This prompted useful reflection around how schools are currently approaching AI access. Some participants noted that AI tools are blocked entirely for pupils in their schools, while others discussed the challenge of balancing safeguarding with opportunities for accessibility and personalised support.
AI as scaffolding, not shortcutting
One of the most interesting aspects of the session was the distinction between “giving answers” and “supporting understanding”.
The “Explain” tool was demonstrated as a kind of contextual learning assistant. Rather than solving questions outright, it guides students towards the key features they should notice or the steps they should consider. Wendy described it as “a little teacher on your shoulder”.
Examples included:
- guiding students through mathematical methods
- helping distinguish between insects and spiders
- simplifying explanations for different reading levels
- translating explanations into other languages
This approach sparked broader reflection on what effective AI support in education might actually look like. Rather than replacing thinking, the tools demonstrated during the session aimed to scaffold understanding while keeping students focused on the original task and language of instruction.

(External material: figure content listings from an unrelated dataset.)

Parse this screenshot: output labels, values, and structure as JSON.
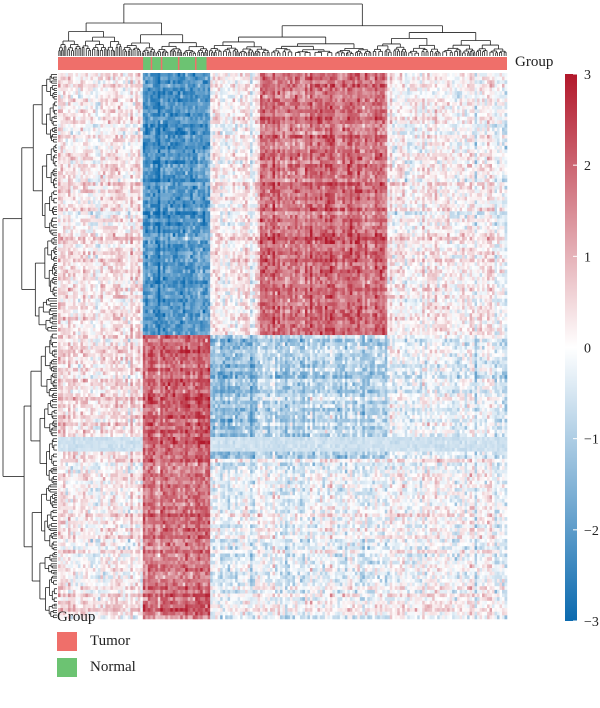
{
  "chart_data": {
    "type": "heatmap",
    "title": "",
    "annotation_label": "Group",
    "colorbar": {
      "ticks": [
        3,
        2,
        1,
        0,
        -1,
        -2,
        -3
      ],
      "tick_labels": [
        "3",
        "2",
        "1",
        "0",
        "−1",
        "−2",
        "−3"
      ],
      "colors": {
        "high": "#b2182b",
        "mid": "#ffffff",
        "low": "#0b6aaf"
      },
      "range": [
        -3,
        3
      ]
    },
    "groups": [
      {
        "name": "Tumor",
        "color": "#ef6f6a"
      },
      {
        "name": "Normal",
        "color": "#6cc372"
      }
    ],
    "column_group_order": [
      "Tumor",
      "Normal",
      "Tumor"
    ],
    "row_blocks": [
      {
        "name": "block-1",
        "column_block_means": [
          0.3,
          -2.1,
          0.2,
          1.9,
          0.1
        ]
      },
      {
        "name": "block-2",
        "column_block_means": [
          0.4,
          2.0,
          -1.3,
          -0.8,
          -0.3
        ]
      },
      {
        "name": "block-3",
        "column_block_means": [
          0.2,
          1.8,
          -0.2,
          -0.1,
          0.0
        ]
      }
    ],
    "dendrograms": {
      "rows": true,
      "columns": true
    },
    "legend_placement": "bottom-left"
  }
}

Live classroom support and feedback
Towards the end of the session, Wendy demonstrated some of the premium classroom-management features available through LMS integrations.
The “Class View” tool allows teachers to view multiple students’ work simultaneously, provide live feedback, and monitor progress in real time.
This led into a discussion about supporting students who may struggle to participate verbally in lessons. Wendy shared examples of using private written prompts and feedback to support anxious learners or school refusers without drawing attention to them publicly.
The session also covered AI-assisted feedback generation. Teachers can generate draft comments based on student work, then edit or approve them before students see anything. Wendy stressed that the AI is intended to reduce workload rather than replace professional judgement.
The final demonstrations explored self-marking questions and analytics dashboards, enabling teachers to identify misconceptions across a class quickly and adapt teaching accordingly.
Next Steps: Questions to reflect on in your own practice
As with many CAS community meetings, the most valuable part of the session was not necessarily the tool itself, but the wider conversations it prompted about teaching, accessibility, and the role of AI in learning.
You might want to consider:
- How accessible are your current digital resources for students with different learning needs?
- Are there areas where students could be given more independence through scaffolding tools?
- How do you currently balance AI restrictions with accessibility and inclusion?
- Which classroom tasks genuinely benefit from AI support — and which do not?
- Could live digital feedback change how you support quieter or less confident learners?
Possible classroom activities to explore
- Ask students to compare AI-generated explanations with teacher explanations and identify differences.
- Trial annotation-based revision activities using PDFs rather than printed worksheets.
- Explore multilingual support tools with EAL learners while maintaining English-language instruction.
- Use collaborative documents for peer review or debugging exercises in computing lessons.
- Investigate how live feedback tools could support formative assessment during programming tasks.